The Associated Press
Published: Thursday, October 1, 2009 at 11:55 p.m.
Last Modified: Thursday, October 1, 2009 at 11:55 p.m.

FLOWERY BRANCH, Ga. — Not long after they first met, Mike Peterson pulled Jonathan Babineaux aside.

Peterson wanted his new teammate to know the Falcons had hired the right man at the right time.

“He’s a man of his word,” said Babineaux, Atlanta’s fifth-year defensive tackle. “He gets after guys, and when he says he’s going to be there, he’s going to be there.”

Thanks to the play of Santa Fe High and Florida alum Peterson at weakside linebacker, the Falcons have one less concern heading into their bye week at 2-1.

An 11th-year veteran in his first full NFC season, Peterson has two forced fumbles, three passes defended, 21 tackles and an interception he returned 39 yards.

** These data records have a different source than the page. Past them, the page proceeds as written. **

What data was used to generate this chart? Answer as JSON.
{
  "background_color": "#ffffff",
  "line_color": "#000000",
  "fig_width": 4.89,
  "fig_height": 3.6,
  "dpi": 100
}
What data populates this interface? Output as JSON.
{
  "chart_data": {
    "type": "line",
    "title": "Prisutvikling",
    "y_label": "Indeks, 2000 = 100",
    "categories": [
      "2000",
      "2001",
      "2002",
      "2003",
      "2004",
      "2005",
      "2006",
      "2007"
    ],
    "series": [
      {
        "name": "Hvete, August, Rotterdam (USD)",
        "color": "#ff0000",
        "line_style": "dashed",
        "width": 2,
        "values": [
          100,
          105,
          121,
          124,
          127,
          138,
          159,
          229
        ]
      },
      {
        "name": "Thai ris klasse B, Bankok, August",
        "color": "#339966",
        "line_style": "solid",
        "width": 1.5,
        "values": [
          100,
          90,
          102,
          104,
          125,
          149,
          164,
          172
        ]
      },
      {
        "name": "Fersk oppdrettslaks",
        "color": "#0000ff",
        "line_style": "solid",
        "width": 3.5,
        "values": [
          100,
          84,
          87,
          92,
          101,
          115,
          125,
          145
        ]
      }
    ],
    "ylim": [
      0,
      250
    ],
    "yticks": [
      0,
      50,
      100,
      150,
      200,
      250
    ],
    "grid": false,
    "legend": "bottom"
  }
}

Not bad for a 33-year-old whose best days were allegedly behind him.

“I probably surprise you guys more than I surprise myself because I knew I could still play football, man,” Peterson said. “If I don’t know nothing else, I know I can play football, but I never get comfortable with my game. I’m always trying to be the best.”

In a Week 1 win over Miami, Peterson hit Anthony Fasano hard enough to make the Dolphins tight end lose a fumble that cornerback Brian Williams returned 53 yards. Later in the game, Peterson intercepted Chad Pennington.

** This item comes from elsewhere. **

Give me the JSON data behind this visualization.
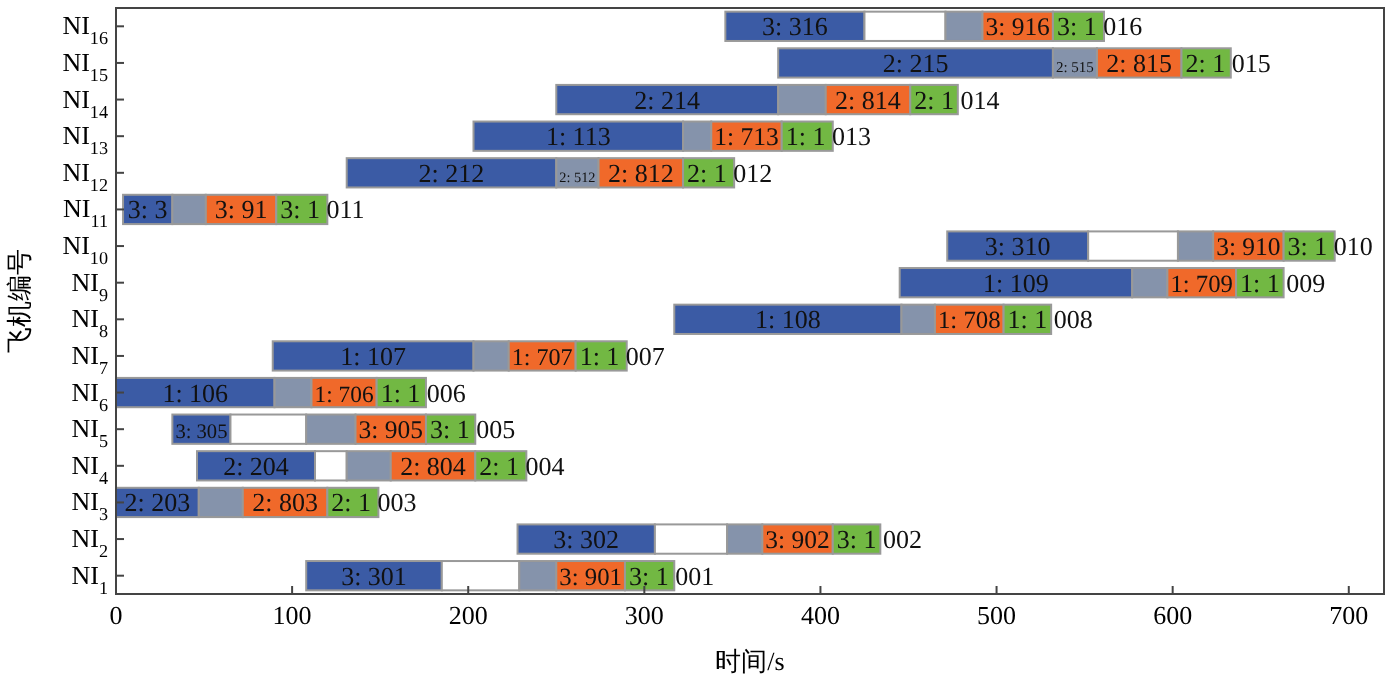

Helping Atlanta beat Carolina the next week, Peterson returned a blocked punt nine yards in the first quarter and jarred the ball loose from running back DeAngelo Williams in the third.

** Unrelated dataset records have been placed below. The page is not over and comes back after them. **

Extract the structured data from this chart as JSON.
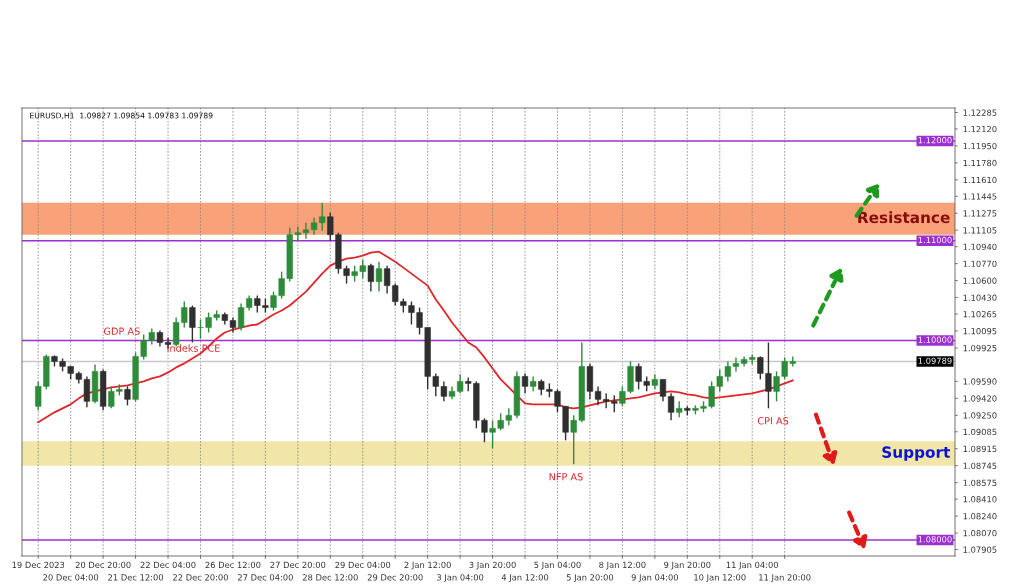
{
  "chart_data": {
    "type": "candlestick",
    "categories": [
      "19 Dec 2023",
      null,
      null,
      null,
      "20 Dec 04:00",
      null,
      null,
      null,
      "20 Dec 20:00",
      null,
      null,
      null,
      "21 Dec 12:00",
      null,
      null,
      null,
      "22 Dec 04:00",
      null,
      null,
      null,
      "22 Dec 20:00",
      null,
      null,
      null,
      "26 Dec 12:00",
      null,
      null,
      null,
      "27 Dec 04:00",
      null,
      null,
      null,
      "27 Dec 20:00",
      null,
      null,
      null,
      "28 Dec 12:00",
      null,
      null,
      null,
      "29 Dec 04:00",
      null,
      null,
      null,
      "29 Dec 20:00",
      null,
      null,
      null,
      "2 Jan 12:00",
      null,
      null,
      null,
      "3 Jan 04:00",
      null,
      null,
      null,
      "3 Jan 20:00",
      null,
      null,
      null,
      "4 Jan 12:00",
      null,
      null,
      null,
      "5 Jan 04:00",
      null,
      null,
      null,
      "5 Jan 20:00",
      null,
      null,
      null,
      "8 Jan 12:00",
      null,
      null,
      null,
      "9 Jan 04:00",
      null,
      null,
      null,
      "9 Jan 20:00",
      null,
      null,
      null,
      "10 Jan 12:00",
      null,
      null,
      null,
      "11 Jan 04:00",
      null,
      null,
      null,
      "11 Jan 20:00",
      null
    ],
    "ohlc": [
      [
        1.0934,
        1.0959,
        1.093,
        1.0954
      ],
      [
        1.0954,
        1.0986,
        1.0951,
        1.0984
      ],
      [
        1.0984,
        1.0985,
        1.0974,
        1.0979
      ],
      [
        1.0979,
        1.0982,
        1.0969,
        1.0974
      ],
      [
        1.0974,
        1.0974,
        1.0961,
        1.0967
      ],
      [
        1.0967,
        1.0969,
        1.0957,
        1.0961
      ],
      [
        1.0961,
        1.0964,
        1.0933,
        1.0939
      ],
      [
        1.0939,
        1.0976,
        1.0937,
        1.0969
      ],
      [
        1.0969,
        1.0971,
        1.093,
        1.0934
      ],
      [
        1.0934,
        1.0954,
        1.0932,
        1.0949
      ],
      [
        1.0949,
        1.0956,
        1.0945,
        1.0951
      ],
      [
        1.0951,
        1.0954,
        1.0935,
        1.0941
      ],
      [
        1.0941,
        1.0988,
        1.0939,
        1.0984
      ],
      [
        1.0984,
        1.1006,
        1.0981,
        1.1
      ],
      [
        1.1,
        1.1012,
        1.0996,
        1.1008
      ],
      [
        1.1008,
        1.101,
        1.0994,
        1.0998
      ],
      [
        1.0998,
        1.1003,
        1.0992,
        1.0996
      ],
      [
        1.0996,
        1.1023,
        1.0994,
        1.1018
      ],
      [
        1.1018,
        1.1039,
        1.1013,
        1.1033
      ],
      [
        1.1033,
        1.1035,
        1.0998,
        1.1013
      ],
      [
        1.1013,
        1.1021,
        1.1002,
        1.1013
      ],
      [
        1.1013,
        1.1028,
        1.1008,
        1.1023
      ],
      [
        1.1023,
        1.103,
        1.102,
        1.1026
      ],
      [
        1.1026,
        1.1028,
        1.1016,
        1.102
      ],
      [
        1.102,
        1.1023,
        1.1008,
        1.1013
      ],
      [
        1.1013,
        1.1037,
        1.101,
        1.1033
      ],
      [
        1.1033,
        1.1045,
        1.103,
        1.1042
      ],
      [
        1.1042,
        1.1045,
        1.1028,
        1.1035
      ],
      [
        1.1035,
        1.1042,
        1.1028,
        1.1033
      ],
      [
        1.1033,
        1.1049,
        1.103,
        1.1045
      ],
      [
        1.1045,
        1.1069,
        1.1042,
        1.1062
      ],
      [
        1.1062,
        1.1113,
        1.1059,
        1.1106
      ],
      [
        1.1106,
        1.1114,
        1.11,
        1.1108
      ],
      [
        1.1108,
        1.1118,
        1.1102,
        1.1111
      ],
      [
        1.1111,
        1.1123,
        1.1106,
        1.1118
      ],
      [
        1.1118,
        1.1138,
        1.111,
        1.1124
      ],
      [
        1.1124,
        1.1128,
        1.11,
        1.1106
      ],
      [
        1.1106,
        1.1108,
        1.1067,
        1.1072
      ],
      [
        1.1072,
        1.1075,
        1.1057,
        1.1065
      ],
      [
        1.1065,
        1.1075,
        1.1059,
        1.1069
      ],
      [
        1.1069,
        1.1081,
        1.1062,
        1.1075
      ],
      [
        1.1075,
        1.1077,
        1.1049,
        1.1059
      ],
      [
        1.1059,
        1.1079,
        1.1049,
        1.1072
      ],
      [
        1.1072,
        1.1075,
        1.1047,
        1.1055
      ],
      [
        1.1055,
        1.1057,
        1.1035,
        1.1039
      ],
      [
        1.1039,
        1.1042,
        1.1028,
        1.1035
      ],
      [
        1.1035,
        1.1039,
        1.1016,
        1.1028
      ],
      [
        1.1028,
        1.1033,
        1.1006,
        1.1013
      ],
      [
        1.1013,
        1.1013,
        1.0951,
        1.0964
      ],
      [
        1.0964,
        1.0967,
        1.0944,
        1.0954
      ],
      [
        1.0954,
        1.0959,
        1.0939,
        1.0944
      ],
      [
        1.0944,
        1.0954,
        1.0941,
        1.0949
      ],
      [
        1.0949,
        1.0966,
        1.0947,
        1.0959
      ],
      [
        1.0959,
        1.0963,
        1.0949,
        1.0957
      ],
      [
        1.0957,
        1.0959,
        1.0912,
        1.092
      ],
      [
        1.092,
        1.0922,
        1.0898,
        1.0908
      ],
      [
        1.0908,
        1.092,
        1.0892,
        1.0912
      ],
      [
        1.0912,
        1.0927,
        1.091,
        1.092
      ],
      [
        1.092,
        1.0932,
        1.0915,
        1.0925
      ],
      [
        1.0925,
        1.0969,
        1.0922,
        1.0964
      ],
      [
        1.0964,
        1.0967,
        1.0947,
        1.0954
      ],
      [
        1.0954,
        1.0964,
        1.0949,
        1.0959
      ],
      [
        1.0959,
        1.0961,
        1.0945,
        1.0951
      ],
      [
        1.0951,
        1.0957,
        1.0943,
        1.0949
      ],
      [
        1.0949,
        1.0951,
        1.0928,
        1.0934
      ],
      [
        1.0934,
        1.0934,
        1.09,
        1.0908
      ],
      [
        1.0908,
        1.0925,
        1.0876,
        1.092
      ],
      [
        1.092,
        1.0998,
        1.0918,
        1.0974
      ],
      [
        1.0974,
        1.0977,
        1.0941,
        1.0949
      ],
      [
        1.0949,
        1.0954,
        1.0935,
        1.0941
      ],
      [
        1.0941,
        1.0947,
        1.0932,
        1.0939
      ],
      [
        1.0939,
        1.0945,
        1.0928,
        1.0937
      ],
      [
        1.0937,
        1.0954,
        1.0934,
        1.0949
      ],
      [
        1.0949,
        1.0979,
        1.0947,
        1.0974
      ],
      [
        1.0974,
        1.0977,
        1.0951,
        1.0959
      ],
      [
        1.0959,
        1.0964,
        1.0949,
        1.0955
      ],
      [
        1.0955,
        1.0966,
        1.0951,
        1.0961
      ],
      [
        1.0961,
        1.0961,
        1.0939,
        1.0944
      ],
      [
        1.0944,
        1.0947,
        1.092,
        1.0928
      ],
      [
        1.0928,
        1.0939,
        1.0923,
        1.0932
      ],
      [
        1.0932,
        1.0934,
        1.0925,
        1.093
      ],
      [
        1.093,
        1.0935,
        1.0926,
        1.0932
      ],
      [
        1.0932,
        1.0939,
        1.0928,
        1.0934
      ],
      [
        1.0934,
        1.0959,
        1.0932,
        1.0954
      ],
      [
        1.0954,
        1.0971,
        1.0949,
        1.0964
      ],
      [
        1.0964,
        1.0979,
        1.0959,
        1.0974
      ],
      [
        1.0974,
        1.0983,
        1.0969,
        1.0977
      ],
      [
        1.0977,
        1.0984,
        1.0974,
        1.0981
      ],
      [
        1.0981,
        1.0986,
        1.0976,
        1.0983
      ],
      [
        1.0983,
        1.0984,
        1.0961,
        1.0967
      ],
      [
        1.0967,
        1.0998,
        1.0932,
        1.0949
      ],
      [
        1.0949,
        1.0969,
        1.0939,
        1.0964
      ],
      [
        1.0964,
        1.0983,
        1.0961,
        1.0979
      ],
      [
        1.0977,
        1.0984,
        1.0974,
        1.0979
      ]
    ],
    "series": [
      {
        "type": "line",
        "color": "#e0262b",
        "values": [
          1.0918,
          1.0923,
          1.0928,
          1.0932,
          1.0936,
          1.0942,
          1.0947,
          1.0949,
          1.0951,
          1.0953,
          1.0954,
          1.0955,
          1.0957,
          1.0959,
          1.0962,
          1.0964,
          1.0968,
          1.0973,
          1.0977,
          1.0982,
          1.0987,
          1.0994,
          1.1002,
          1.1008,
          1.1011,
          1.1013,
          1.1015,
          1.1016,
          1.1021,
          1.1026,
          1.103,
          1.1035,
          1.1042,
          1.1049,
          1.1058,
          1.1067,
          1.1075,
          1.1079,
          1.1082,
          1.1083,
          1.1085,
          1.1088,
          1.1089,
          1.1084,
          1.1079,
          1.1073,
          1.1067,
          1.1061,
          1.1055,
          1.1041,
          1.103,
          1.1018,
          1.1008,
          1.0998,
          1.0993,
          1.0983,
          1.0972,
          1.0961,
          1.0953,
          1.0945,
          1.0937,
          1.0936,
          1.0936,
          1.0936,
          1.0936,
          1.0933,
          1.0932,
          1.0933,
          1.0935,
          1.0937,
          1.0939,
          1.094,
          1.0941,
          1.0942,
          1.0943,
          1.0945,
          1.0947,
          1.0948,
          1.0949,
          1.0948,
          1.0946,
          1.0945,
          1.0943,
          1.0942,
          1.0943,
          1.0944,
          1.0945,
          1.0946,
          1.0947,
          1.0949,
          1.0951,
          1.0954,
          1.0957,
          1.096
        ]
      }
    ],
    "ylim": [
      1.0784,
      1.1233
    ],
    "yticks": [
      1.12285,
      {
        "value": 1.1212,
        "label": "1.12120"
      },
      {
        "value": 1.1195,
        "label": "1.11950"
      },
      {
        "value": 1.1178,
        "label": "1.11780"
      },
      {
        "value": 1.1161,
        "label": "1.11610"
      },
      1.11445,
      1.11275,
      1.11105,
      {
        "value": 1.1094,
        "label": "1.10940"
      },
      {
        "value": 1.1077,
        "label": "1.10770"
      },
      {
        "value": 1.106,
        "label": "1.10600"
      },
      {
        "value": 1.1043,
        "label": "1.10430"
      },
      1.10265,
      1.10095,
      1.09925,
      {
        "value": 1.0959,
        "label": "1.09590"
      },
      {
        "value": 1.0942,
        "label": "1.09420"
      },
      {
        "value": 1.0925,
        "label": "1.09250"
      },
      1.09085,
      1.08915,
      1.08745,
      1.08575,
      {
        "value": 1.0841,
        "label": "1.08410"
      },
      {
        "value": 1.0824,
        "label": "1.08240"
      },
      {
        "value": 1.0807,
        "label": "1.08070"
      },
      1.07905
    ],
    "ref_lines": [
      {
        "axis": "y",
        "value": 1.12,
        "label": "1.12000",
        "color": "#9b30d0"
      },
      {
        "axis": "y",
        "value": 1.11,
        "label": "1.11000",
        "color": "#9b30d0"
      },
      {
        "axis": "y",
        "value": 1.1,
        "label": "1.10000",
        "color": "#9b30d0"
      },
      {
        "axis": "y",
        "value": 1.08,
        "label": "1.08000",
        "color": "#9b30d0"
      },
      {
        "axis": "y",
        "value": 1.09789,
        "label": "1.09789",
        "color": "#c8c8c8"
      }
    ],
    "bands": [
      {
        "axis": "y",
        "from": 1.1106,
        "to": 1.1138,
        "label": "Resistance",
        "color": "#f9a27a"
      },
      {
        "axis": "y",
        "from": 1.08745,
        "to": 1.0899,
        "label": "Support",
        "color": "#f1e6a8"
      }
    ],
    "annotations": [
      "EURUSD,H1  1.09827 1.09854 1.09783 1.09789",
      "GDP AS",
      "Indeks PCE",
      "NFP AS",
      "CPI AS"
    ],
    "grid": "x"
  }
}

Those four plays led to three touchdowns and a field goal for the Falcons.

“Having a linebacker who’s up there and ready to get after guys, he still has it even though he’s had plus years in the league,” Babineaux said. “It’s just fun to be out there with him.”

Nobody on the Atlanta sideline smiled much in last week’s 26-10 loss at New England, and Peterson was hardly pleased to line up opposite running back Fred Taylor, his former longtime teammate in Jacksonville.

Babineaux blamed himself for letting the Patriots’ blockers double up the tackles and collapse the interior line. Not surprisingly, Taylor had plenty of room to run, finishing with 105 yards and an 8-yard touchdown on 21 carries despite not entering the game until the second quarter.

This was no way for Taylor to treat a pal like Peterson, particularly two guys instrumental in helping the Florida Gators win so many Southeastern Conference games in the mid-1990s.

“Nah, it didn’t make it any easier,” Peterson said of their friendship. “I knew Fred still had something in the tank, man, you know? We had a chance to bump heads a little bit, but he got the win, so he definitely came out on top. But we just take it and learn, man.”

Atlanta signed Peterson, who spent his first 10 seasons in the AFC, to a two-year, $6.5 million contract early in free agency six months ago.

Reunited with coach Mike Smith, his former defensive coordinator in Jacksonville, Peterson has justified the Falcons’ front office decision to let Keith Brooking leave for Dallas.

But that was hardly the case before Week 1. Peterson heard the rumblings that his career was all but finished after his fallout last year with Jaguars coach Jack Del Rio.

Pectoral and hand injuries led to season-ending surgeries, and Peterson also missed Jacksonville’s 2007 postseason run.

In Atlanta, Peterson has filled the void left by the departure of Brooking, who played for the Falcons 11 years and made five Pro Bowls. Peterson mentors middle linebacker Curtis Lofton, a 2008 second-year draft pick whose 38 tackles trail only the 43 posted by Washington’s London Fletcher.

“Our unit is coming along,” Peterson said. “The good thing about it is it’s early in the year. We’ve got a good chance, going into our bye week, to see where we’re at.”

Babineaux was disappointed the line didn’t play better even though Atlanta was playing its first game since rookie nose tackle Peria Jerry, a first-round draft pick, suffered a season-ending knee injury.

“I think our technique wasn’t as sound as we want it to be, and that’s why we couldn’t get off the field sometimes,” Babineaux said. “I’m glad we got a bye week to look at the film and to adjust and get better.”

Peterson insists the Falcons will have their mistakes corrected when they return in Week 5 with a trip to San Francisco.

“I don’t think we took a step back against New England,” he said. “We didn’t win the game, but it’ll make us get better as a unit.”